The new Vatican parish instruction is being met with criticism not only in Germany but also in Portugal and Austria, with one Portuguese priest theologian claiming that the text is “a document destined for oblivion”.
– Canon law “the wrong starting point”: Portuguese priest expert
On the instruction published July 20 by the Vatican Congregation for the Clergy – “The pastoral conversion of the Parish community in the service of the evangelising mission of the Church” – Fr. Tiago Freitas, a priest of the Archdiocese of Braga in Portugal and author of a doctoral thesis on new models of parishes, told the Ecclesia Church news agency that “this is a very technical document, very formal, on very concrete aspects, centred on canon law”.
“This is starting from the wrong point”, the expert claimed, explaining that “the Code of Canon Law is to help pastoral work, theological reflection, to give a framework [and a] solid and juridical structure. [The Code] is not to be the yardstick of how we are going to do it, how we are going to organise ourselves”.

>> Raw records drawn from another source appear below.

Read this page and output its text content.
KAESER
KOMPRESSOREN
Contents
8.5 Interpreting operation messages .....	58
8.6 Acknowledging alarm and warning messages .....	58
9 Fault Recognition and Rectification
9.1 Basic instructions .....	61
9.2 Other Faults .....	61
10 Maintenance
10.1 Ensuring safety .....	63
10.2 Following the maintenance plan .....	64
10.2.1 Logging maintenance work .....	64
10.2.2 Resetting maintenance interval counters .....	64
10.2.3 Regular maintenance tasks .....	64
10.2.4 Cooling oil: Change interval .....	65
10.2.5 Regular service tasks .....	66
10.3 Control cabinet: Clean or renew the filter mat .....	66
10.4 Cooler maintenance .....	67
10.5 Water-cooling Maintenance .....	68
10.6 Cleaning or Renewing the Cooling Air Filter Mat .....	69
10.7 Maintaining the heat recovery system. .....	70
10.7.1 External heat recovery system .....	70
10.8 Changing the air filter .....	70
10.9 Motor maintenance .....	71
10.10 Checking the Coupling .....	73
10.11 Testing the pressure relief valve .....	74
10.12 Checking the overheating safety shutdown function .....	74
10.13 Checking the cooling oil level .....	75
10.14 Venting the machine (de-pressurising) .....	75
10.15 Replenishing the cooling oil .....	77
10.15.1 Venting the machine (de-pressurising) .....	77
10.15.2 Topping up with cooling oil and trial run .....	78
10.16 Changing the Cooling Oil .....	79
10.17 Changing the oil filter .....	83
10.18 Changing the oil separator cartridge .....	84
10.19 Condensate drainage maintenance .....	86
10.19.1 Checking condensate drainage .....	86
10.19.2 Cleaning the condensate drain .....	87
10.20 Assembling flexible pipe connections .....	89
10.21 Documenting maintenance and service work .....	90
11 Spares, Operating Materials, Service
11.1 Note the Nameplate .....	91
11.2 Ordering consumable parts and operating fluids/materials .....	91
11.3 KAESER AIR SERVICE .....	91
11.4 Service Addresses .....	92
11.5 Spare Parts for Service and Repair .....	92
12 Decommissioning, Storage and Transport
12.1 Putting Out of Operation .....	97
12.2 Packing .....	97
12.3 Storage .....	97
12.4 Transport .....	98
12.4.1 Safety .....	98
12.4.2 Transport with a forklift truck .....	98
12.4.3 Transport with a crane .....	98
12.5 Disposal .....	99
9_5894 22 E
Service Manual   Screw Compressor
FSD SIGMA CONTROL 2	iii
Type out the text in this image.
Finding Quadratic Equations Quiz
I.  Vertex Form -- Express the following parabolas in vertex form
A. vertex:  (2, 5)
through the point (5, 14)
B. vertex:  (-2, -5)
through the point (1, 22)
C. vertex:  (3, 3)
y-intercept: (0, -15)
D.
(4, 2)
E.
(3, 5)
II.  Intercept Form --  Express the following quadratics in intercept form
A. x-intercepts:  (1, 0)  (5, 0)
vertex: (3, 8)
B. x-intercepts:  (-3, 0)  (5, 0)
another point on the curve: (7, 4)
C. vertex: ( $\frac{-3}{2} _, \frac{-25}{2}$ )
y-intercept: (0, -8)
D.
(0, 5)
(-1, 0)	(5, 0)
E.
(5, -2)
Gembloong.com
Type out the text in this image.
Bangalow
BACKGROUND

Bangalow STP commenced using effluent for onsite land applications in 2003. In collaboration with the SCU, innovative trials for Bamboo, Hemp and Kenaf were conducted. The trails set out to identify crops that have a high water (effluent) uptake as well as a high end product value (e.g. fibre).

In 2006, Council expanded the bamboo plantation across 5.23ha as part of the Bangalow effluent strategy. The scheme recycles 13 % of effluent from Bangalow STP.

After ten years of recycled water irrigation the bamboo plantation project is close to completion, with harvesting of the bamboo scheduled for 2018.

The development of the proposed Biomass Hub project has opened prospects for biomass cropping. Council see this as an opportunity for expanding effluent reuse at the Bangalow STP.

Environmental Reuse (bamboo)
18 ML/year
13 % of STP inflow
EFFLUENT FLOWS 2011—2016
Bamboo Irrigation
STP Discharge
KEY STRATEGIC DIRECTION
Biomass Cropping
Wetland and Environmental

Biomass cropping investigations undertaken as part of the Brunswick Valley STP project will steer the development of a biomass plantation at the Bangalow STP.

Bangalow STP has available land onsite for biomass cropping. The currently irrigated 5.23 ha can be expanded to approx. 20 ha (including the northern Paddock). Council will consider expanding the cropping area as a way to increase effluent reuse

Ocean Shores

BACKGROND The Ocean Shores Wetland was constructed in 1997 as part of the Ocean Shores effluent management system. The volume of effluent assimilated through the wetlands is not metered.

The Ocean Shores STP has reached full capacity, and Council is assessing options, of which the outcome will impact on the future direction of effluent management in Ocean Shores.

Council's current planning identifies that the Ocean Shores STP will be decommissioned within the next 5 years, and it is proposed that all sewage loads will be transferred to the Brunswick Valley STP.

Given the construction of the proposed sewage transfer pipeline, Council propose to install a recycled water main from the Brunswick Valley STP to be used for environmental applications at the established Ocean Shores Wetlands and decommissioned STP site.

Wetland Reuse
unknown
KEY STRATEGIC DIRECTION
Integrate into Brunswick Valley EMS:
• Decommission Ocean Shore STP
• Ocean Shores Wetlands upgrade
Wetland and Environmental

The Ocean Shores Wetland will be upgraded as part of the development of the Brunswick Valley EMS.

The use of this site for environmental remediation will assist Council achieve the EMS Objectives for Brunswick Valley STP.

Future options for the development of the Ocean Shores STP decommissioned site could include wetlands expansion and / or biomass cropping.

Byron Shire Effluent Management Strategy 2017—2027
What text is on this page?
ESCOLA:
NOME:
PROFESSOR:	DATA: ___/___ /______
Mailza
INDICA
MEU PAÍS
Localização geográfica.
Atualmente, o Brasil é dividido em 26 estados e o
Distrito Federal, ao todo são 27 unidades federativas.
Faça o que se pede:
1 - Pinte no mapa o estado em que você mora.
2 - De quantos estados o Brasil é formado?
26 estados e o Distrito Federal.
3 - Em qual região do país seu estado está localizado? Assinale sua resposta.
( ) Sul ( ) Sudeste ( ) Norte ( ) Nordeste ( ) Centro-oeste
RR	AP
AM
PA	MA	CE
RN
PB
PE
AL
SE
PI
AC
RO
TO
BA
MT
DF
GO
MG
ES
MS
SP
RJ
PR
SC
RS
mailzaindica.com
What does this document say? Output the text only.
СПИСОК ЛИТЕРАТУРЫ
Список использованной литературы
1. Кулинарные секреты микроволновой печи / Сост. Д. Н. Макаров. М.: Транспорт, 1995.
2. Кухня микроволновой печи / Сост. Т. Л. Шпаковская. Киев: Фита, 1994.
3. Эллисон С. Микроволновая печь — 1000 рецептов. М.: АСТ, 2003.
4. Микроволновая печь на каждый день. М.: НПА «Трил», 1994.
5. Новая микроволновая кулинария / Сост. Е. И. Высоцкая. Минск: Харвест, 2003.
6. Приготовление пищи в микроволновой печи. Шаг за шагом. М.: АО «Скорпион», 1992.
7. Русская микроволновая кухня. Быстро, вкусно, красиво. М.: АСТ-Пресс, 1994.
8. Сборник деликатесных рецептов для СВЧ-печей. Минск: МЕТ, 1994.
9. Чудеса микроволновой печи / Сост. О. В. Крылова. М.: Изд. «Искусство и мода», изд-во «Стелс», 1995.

Not only is the new Congregation for the Clergy instruction too canon law-heavy, Freitas added, but it presents a synthesis of documents that are over twenty years old – dating from 1997 and 2002 – to rehash as the “ideal model” for ministry and mission the old idea of “a parish priest with a parish”.
The Braga priest and theologian said he could understood that the Vatican had sought refuge in traditional models of parish ministry like that to issue a “clear response” to the German Church, whose ‘synodal path’ reform process – with its push for greater responsibility for laypeople, and especially laywomen – is “frightening the Roman Curia”.
But Freitas argued that “there is no objective reason why the laity cannot cooperate or participate in the real government of parishes”.
A slightly different scenario the priest said he could imagine the Vatican responding to with the instruction is the panorama in Switzerland, where teams of lay people have the responsibility of “governing” the parish.
That lay governance of parishes is something the Congregation for the Clergy is trying to stamp out with the instruction, and Freitas said that could be because in those Swiss arrangements “it may be debatable whether the parish priest is transformed into a kind of chaplain, a kind of functionary”.
“This is another risk, where the office of pastor is called into question”, the Portuguese priest alerted.
But even if there are experiments in lay-clerical responsibility in Germany, Switzerland and elsewhere in Europe in which the Vatican wants “to put the brakes on”, Freitas questioned whether the Congregation for the Clergy had gone about doing that in the most convincing and constructive way.
In the detail in the Vatican text, “the very assumptions of the instruction – that is, the transformation of the society and culture in which we live – are not even taken into account; “, the priest explained.
“The only focus I see here is the figure of the parish priest and leadership in the parishes”, added Freitas, lamenting the lack in the instruction of any “empowerment” of the laity and of any recognition of the “collegial government” of parishes.
The priest concluded that there was nothing wrong with the presuppositions of the instruction – namely, the modern irrelevance of the territoriality of the parish and the need for “reform of structures” and “missionary” conversion – but “the problem is that then, entering the document, there is nothing new but only a reaffirmation of all that is in force at the moment”.
That’s a shortcoming that led the priest to describe the Vatican text as a missed opportunity.
– Pope Francis’ reform program “instrumentalised for the agenda of the preservationists”: Austrian theologian
Along with Freitas, another theologian criticising the Vatican instruction was Klara-Antonia Csiszar, a professor of pastoral theology at the Catholic Private University of Linz (KU Linz) in Austria, who in a guest commentary in the Oberösterreichische Nachrichten newspaper lamented that the Congregation for the Clergy had made pastoral practice the “handmaid of canon law”.
In that vein, Csiszar called it remarkable that the Vatican Congregation concentrated so heavily on canon law “instead of looking at the pastoral reality”.
“In the light of the refusals, narrowings and the affirmation of the priestly Church given in the document, the impression arises that the eagerly-quoted passages from Pope Francis’ widely-appreciated ‘legislative program’ are instrumentalised for the agenda of the preservationists”, Csiszar deplored.
Along with Csiszar, another figure from the Linz diocese, dean Slawomir Dadas, also criticised the Vatican document in the Oberösterreichische Nachrichten, describing as “absurd” how the instruction envisions cooperation between priests and laity.
The Vatican instruction “goes in the autocratic direction. If I work like this as a priest, people will run away from me”, Dadas decried.
The Linz diocese is presently preparing to merge its 487 parishes into 40.
Though the Vatican instruction contains warnings for that type of diocesan restructuring, Dadas promised that local Church authorities would push ahead with the mergers, “because the alternative is that we priests take over even more parishes, collapse in our health or cease to be priests because we no longer have time to celebrate Mass”.